Fasting may help improve your health by reducing disease.
Fasting is more than just a recent fat. It has been a part of many cultures for not only centuries but many millennia. Calorie restriction has been shown to enhance healthy aging, but the inability of most subjects to adhere to longterm and extreme diets such as fasting. Fasting is a part of many religions because of the perceived clearing of the mind and improved through processes. I have written a prior article on whether fasting (Fasting: A Safe Option For Weigh Loss? ) is safe and it is clear that it is. It has been proven to help with weight loss, but does it work for lowing obesity-related illness and disease? It makes sense that if you can lower the obesity rate, you should be able to lower the rates of certain illnesses, but what does the research show?

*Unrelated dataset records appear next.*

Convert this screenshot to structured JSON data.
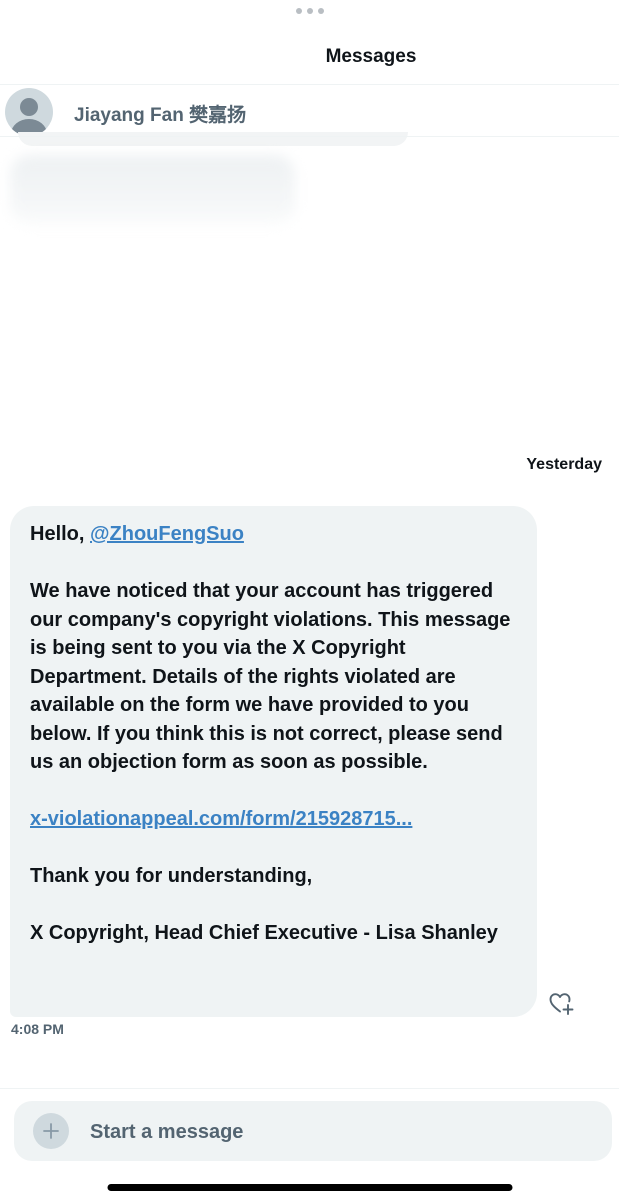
{
  "header": {
    "title": "Messages"
  },
  "conversation": {
    "contact_name": "Jiayang Fan 樊嘉扬",
    "avatar_icon": "default-avatar-icon"
  },
  "thread": {
    "date_divider": "Yesterday",
    "message": {
      "greeting": "Hello, ",
      "mention": "@ZhouFengSuo",
      "body": "We have noticed that your account has triggered our company's copyright violations. This message is being sent to you via the X Copyright Department. Details of the rights violated are available on the form we have provided to you below. If you think this is not correct, please send us an objection form as soon as possible.",
      "link": "x-violationappeal.com/form/215928715...",
      "closing": "Thank you for understanding,",
      "signature": "X Copyright, Head Chief Executive - Lisa Shanley",
      "time": "4:08 PM",
      "react_icon": "heart-plus-icon"
    }
  },
  "composer": {
    "placeholder": "Start a message",
    "add_icon": "plus-icon"
  },
  "colors": {
    "bubble_bg": "#eff3f4",
    "link": "#3b82c4",
    "muted_text": "#536471"
  }
}
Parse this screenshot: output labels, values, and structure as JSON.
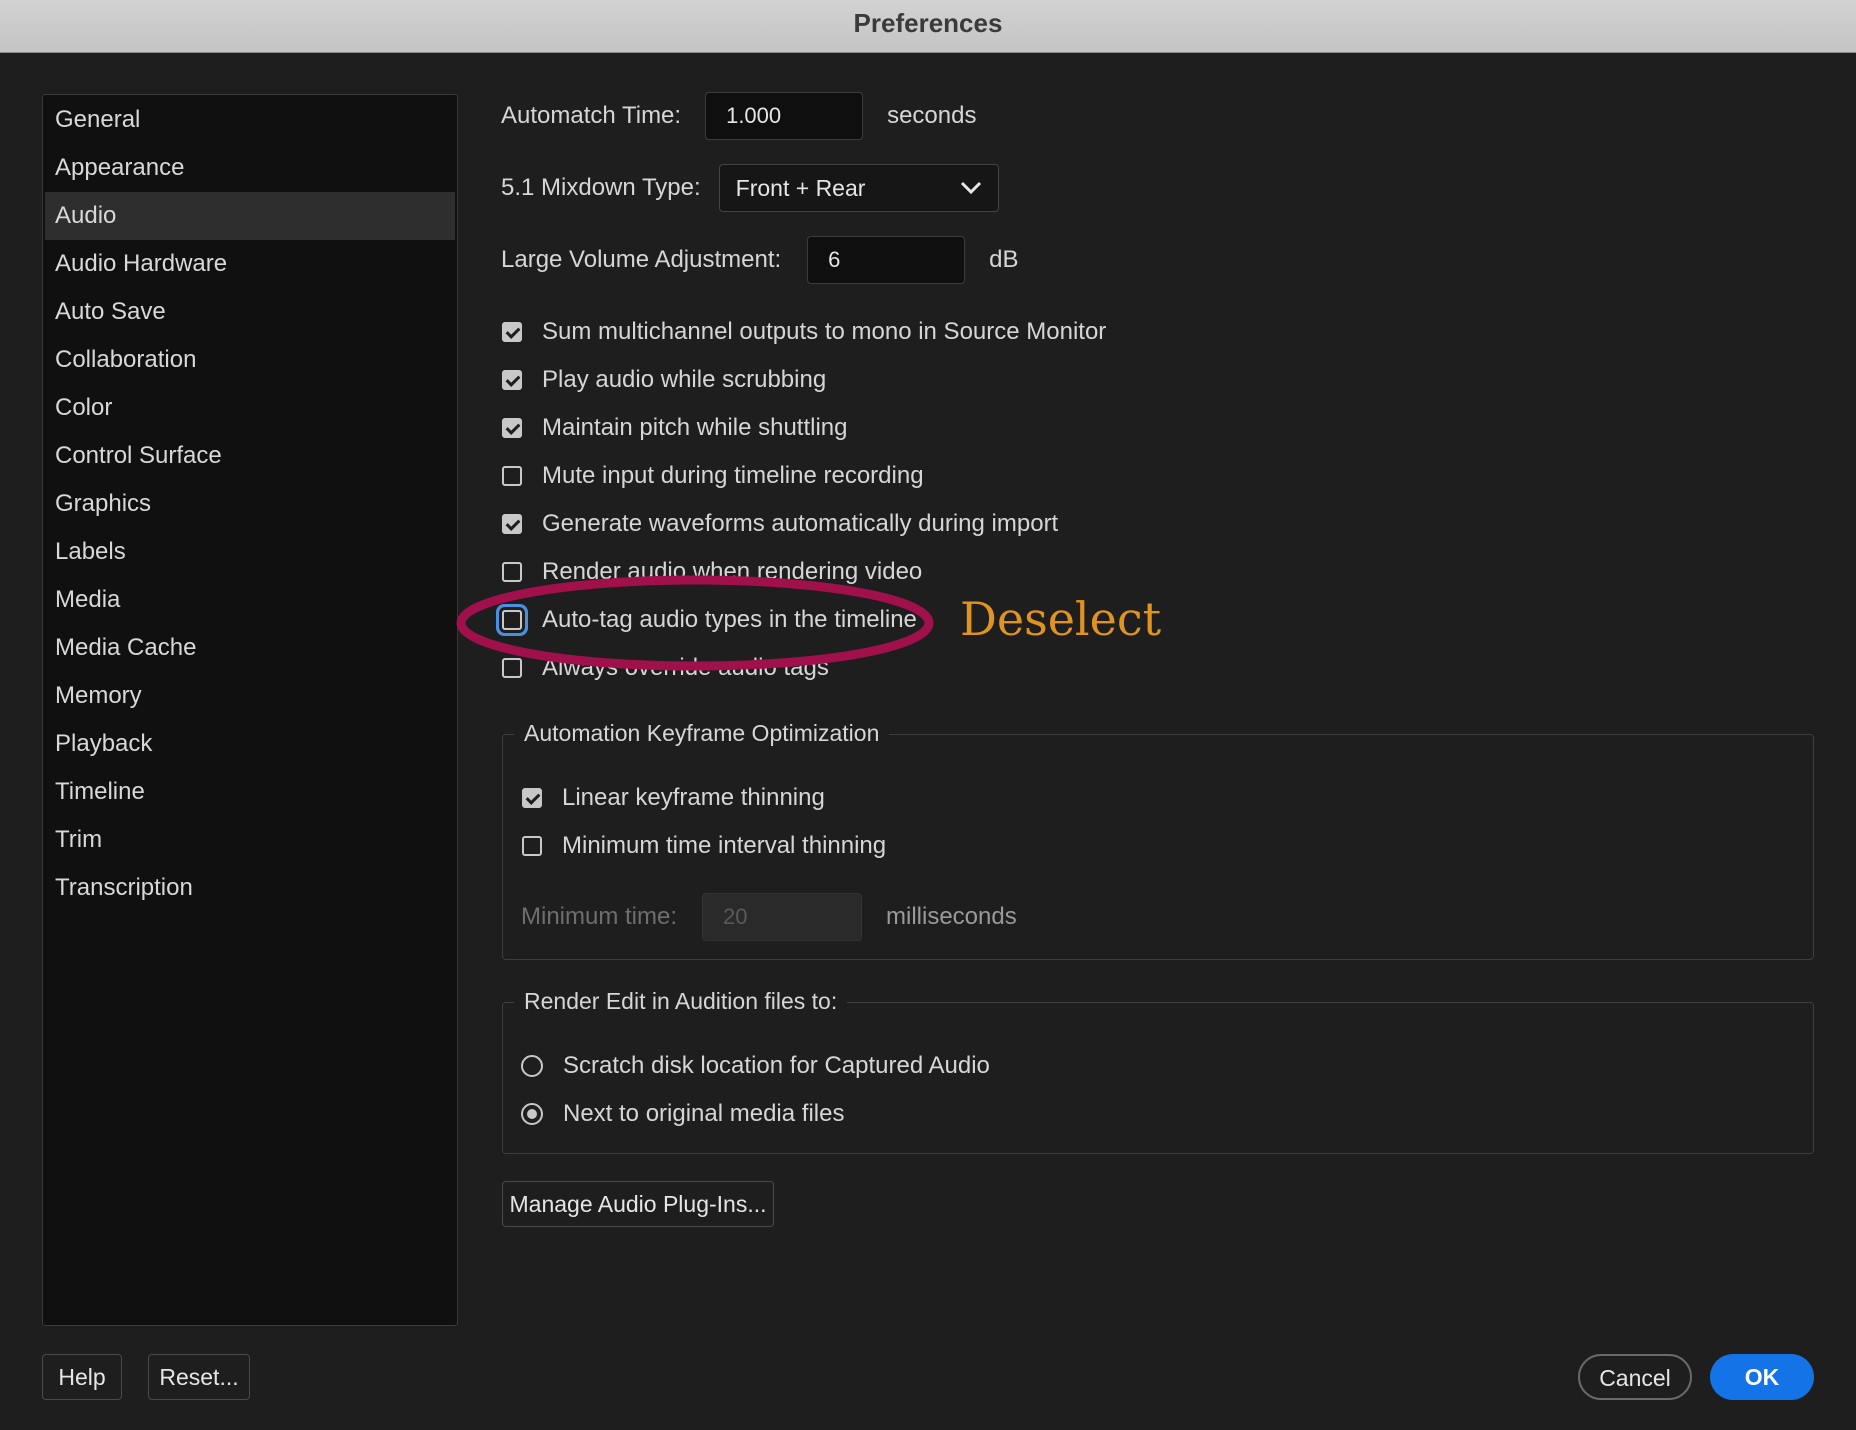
{
  "window": {
    "title": "Preferences"
  },
  "sidebar": {
    "items": [
      {
        "label": "General"
      },
      {
        "label": "Appearance"
      },
      {
        "label": "Audio"
      },
      {
        "label": "Audio Hardware"
      },
      {
        "label": "Auto Save"
      },
      {
        "label": "Collaboration"
      },
      {
        "label": "Color"
      },
      {
        "label": "Control Surface"
      },
      {
        "label": "Graphics"
      },
      {
        "label": "Labels"
      },
      {
        "label": "Media"
      },
      {
        "label": "Media Cache"
      },
      {
        "label": "Memory"
      },
      {
        "label": "Playback"
      },
      {
        "label": "Timeline"
      },
      {
        "label": "Trim"
      },
      {
        "label": "Transcription"
      }
    ],
    "selected": "Audio"
  },
  "audio": {
    "automatch": {
      "label": "Automatch Time:",
      "value": "1.000",
      "unit": "seconds"
    },
    "mixdown": {
      "label": "5.1 Mixdown Type:",
      "value": "Front + Rear"
    },
    "large_volume": {
      "label": "Large Volume Adjustment:",
      "value": "6",
      "unit": "dB"
    },
    "checkboxes": [
      {
        "label": "Sum multichannel outputs to mono in Source Monitor",
        "checked": true
      },
      {
        "label": "Play audio while scrubbing",
        "checked": true
      },
      {
        "label": "Maintain pitch while shuttling",
        "checked": true
      },
      {
        "label": "Mute input during timeline recording",
        "checked": false
      },
      {
        "label": "Generate waveforms automatically during import",
        "checked": true
      },
      {
        "label": "Render audio when rendering video",
        "checked": false
      },
      {
        "label": "Auto-tag audio types in the timeline",
        "checked": false
      },
      {
        "label": "Always override audio tags",
        "checked": false
      }
    ],
    "keyframe_group": {
      "title": "Automation Keyframe Optimization",
      "linear": {
        "label": "Linear keyframe thinning",
        "checked": true
      },
      "min_interval": {
        "label": "Minimum time interval thinning",
        "checked": false
      },
      "min_time": {
        "label": "Minimum time:",
        "value": "20",
        "unit": "milliseconds"
      }
    },
    "render_group": {
      "title": "Render Edit in Audition files to:",
      "options": [
        {
          "label": "Scratch disk location for Captured Audio",
          "selected": false
        },
        {
          "label": "Next to original media files",
          "selected": true
        }
      ]
    },
    "manage_plugins_label": "Manage Audio Plug-Ins..."
  },
  "footer": {
    "help": "Help",
    "reset": "Reset...",
    "cancel": "Cancel",
    "ok": "OK"
  },
  "annotation": {
    "text": "Deselect",
    "color": "#e19320",
    "ellipse_color": "#a0104a"
  },
  "colors": {
    "primary": "#1473e6",
    "background": "#1e1e1e"
  }
}
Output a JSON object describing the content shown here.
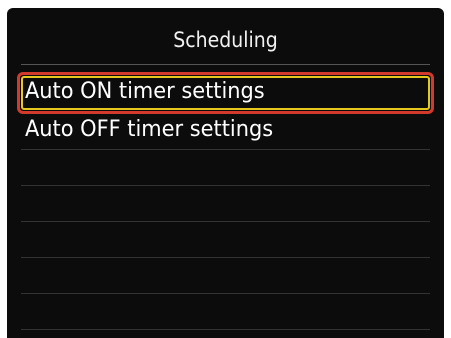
{
  "screen": {
    "title": "Scheduling"
  },
  "menu": {
    "items": [
      {
        "label": "Auto ON timer settings",
        "selected": true
      },
      {
        "label": "Auto OFF timer settings",
        "selected": false
      }
    ]
  },
  "colors": {
    "background": "#0c0c0c",
    "text": "#ffffff",
    "selection_outer": "#d23a2c",
    "selection_inner": "#e7c81e"
  }
}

A recent study from 2017 looked at this very topic. In the study, subjects from the United States were used to test this hypothesis. Researchers randomized 100 generally healthy subjects from the United States into two study arms and tested the effects of a fasting-mimicking diet. This diet was low in calories, sugars, and protein but high in unsaturated fat. The researchers tested markers and risk factors associated with aging and age-related diseases. The test group was compared to another group containing subjects who followed 3 months of an unrestricted diet. Three cycles of the 5-day diet resulted in a reduced body weight, trunk, and total body fat, lowered blood pressure, lower LDL, lower C-reactive protein and decreased insulin-like growth factor 1. Most importantly, no serious adverse effects were reported. The researchers concluded that three cycles of a 5-day fast are safe, feasible, and effective in reducing markers/risk factors for aging and age-related diseases. The positive effect was generally larger in the subjects who were at greater risk of disease at the start of the study.
The bottom line: Fasting is safe and this mimick fasting diet appears to reduce disease burden. Larger studies are needed. Mice that fast periodically are healthier, metabolically speaking.